Gemal is not particularly worried by the challenge of Mohammad ElBaradei who, shortly after ending his tenure as director of the International Atomic Energy Agency this year, threw his hat in the ring declaring: "Elections must be under the full supervision of the judiciary… and the presence of international observers from the United Nations to ensure transparency."
He thereupon formed a new movement for constitutional change with himself running for the presidency at its head.
The former IAEA director quickly appreciated that, with Egypt's army and security machinery solidly behind the ruling party, he could not hope to win an election.

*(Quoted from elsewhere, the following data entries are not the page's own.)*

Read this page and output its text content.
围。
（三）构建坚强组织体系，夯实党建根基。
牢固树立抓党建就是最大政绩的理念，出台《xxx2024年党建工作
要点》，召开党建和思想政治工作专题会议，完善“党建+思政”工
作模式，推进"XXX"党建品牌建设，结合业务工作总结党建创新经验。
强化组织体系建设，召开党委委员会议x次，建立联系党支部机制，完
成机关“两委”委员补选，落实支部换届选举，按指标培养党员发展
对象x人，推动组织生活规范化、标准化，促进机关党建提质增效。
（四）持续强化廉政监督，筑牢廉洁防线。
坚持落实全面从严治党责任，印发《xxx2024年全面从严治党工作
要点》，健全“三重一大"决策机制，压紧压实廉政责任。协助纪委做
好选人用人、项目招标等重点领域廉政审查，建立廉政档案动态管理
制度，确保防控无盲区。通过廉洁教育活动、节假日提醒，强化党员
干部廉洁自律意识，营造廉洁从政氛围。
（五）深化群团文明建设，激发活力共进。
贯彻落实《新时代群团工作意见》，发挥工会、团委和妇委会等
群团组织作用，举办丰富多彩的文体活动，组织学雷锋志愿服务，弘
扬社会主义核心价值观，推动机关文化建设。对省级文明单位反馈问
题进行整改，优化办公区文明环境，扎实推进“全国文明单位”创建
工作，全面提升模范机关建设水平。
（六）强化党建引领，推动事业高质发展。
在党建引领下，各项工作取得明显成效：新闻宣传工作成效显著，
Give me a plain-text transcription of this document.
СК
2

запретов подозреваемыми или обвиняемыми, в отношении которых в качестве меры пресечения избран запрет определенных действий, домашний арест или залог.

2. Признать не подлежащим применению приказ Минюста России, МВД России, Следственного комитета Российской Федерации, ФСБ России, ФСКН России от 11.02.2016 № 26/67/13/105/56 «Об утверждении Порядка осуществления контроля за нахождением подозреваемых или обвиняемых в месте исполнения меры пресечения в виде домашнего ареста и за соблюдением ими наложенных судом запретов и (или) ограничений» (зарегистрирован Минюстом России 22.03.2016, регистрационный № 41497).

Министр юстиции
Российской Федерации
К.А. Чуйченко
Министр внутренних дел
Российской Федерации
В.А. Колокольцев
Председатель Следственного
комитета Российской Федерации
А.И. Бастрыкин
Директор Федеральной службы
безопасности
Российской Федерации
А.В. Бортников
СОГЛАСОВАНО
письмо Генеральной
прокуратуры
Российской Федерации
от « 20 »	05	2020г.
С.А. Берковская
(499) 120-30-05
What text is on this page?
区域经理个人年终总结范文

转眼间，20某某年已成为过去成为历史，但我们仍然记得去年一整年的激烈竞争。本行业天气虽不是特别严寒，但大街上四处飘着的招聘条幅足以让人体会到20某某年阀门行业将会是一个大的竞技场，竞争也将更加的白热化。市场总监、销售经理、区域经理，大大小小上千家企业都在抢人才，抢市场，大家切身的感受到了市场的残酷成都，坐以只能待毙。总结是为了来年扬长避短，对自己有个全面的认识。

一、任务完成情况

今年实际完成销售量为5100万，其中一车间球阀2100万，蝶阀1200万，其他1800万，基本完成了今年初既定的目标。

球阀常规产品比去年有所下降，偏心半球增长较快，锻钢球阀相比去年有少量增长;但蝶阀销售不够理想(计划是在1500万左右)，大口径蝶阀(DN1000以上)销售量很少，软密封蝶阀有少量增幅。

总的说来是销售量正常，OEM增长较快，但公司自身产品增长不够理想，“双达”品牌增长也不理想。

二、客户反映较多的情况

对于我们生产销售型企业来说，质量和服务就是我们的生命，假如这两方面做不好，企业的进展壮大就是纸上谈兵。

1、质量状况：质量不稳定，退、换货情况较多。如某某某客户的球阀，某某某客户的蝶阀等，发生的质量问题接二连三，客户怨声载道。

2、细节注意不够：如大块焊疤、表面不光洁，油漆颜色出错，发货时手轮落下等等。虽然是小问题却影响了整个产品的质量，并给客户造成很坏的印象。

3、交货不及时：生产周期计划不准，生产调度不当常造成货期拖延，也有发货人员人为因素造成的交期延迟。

So he turned his attention to seeking a niche for himself inside accredited parties, including even the NPD, and fighting for change from there.
The elder Mubarak's illness puts ElBaradai under pressure to decide how he wants to enter Egyptian politics.
His record at the head of the nuclear watchdog agency, most of it anti-American, and his character indicate he will prefer to stay out of the jungle of Egyptian domestic politics and go with the ruling party. He may offer to support Gemal Mubarak's candidacy if he is suitably rewarded with high office in the next administration in Cairo and a position of influence in domestic and external policy-making.
The president's son does not expect much opposition from any other quarters either. The Muslim Brotherhood holds one-fifth of the parliamentary seats, but is officially banned and forbidden to elect its own candidate for president. The group could in theory run on an independent slate, but its candidates would then be required by Egyptian law to gain the endorsement of 65 elected members of the Lower House, 25 of the Upper House and 140 local council members – a prohibitive mission. The Brotherhood is therefore sticking with the safe option of avoiding elections for the time being.
The progressive opposition leader Ayman Nour faces the same high wall in seeking election, although he has began a new door-to-door campaign.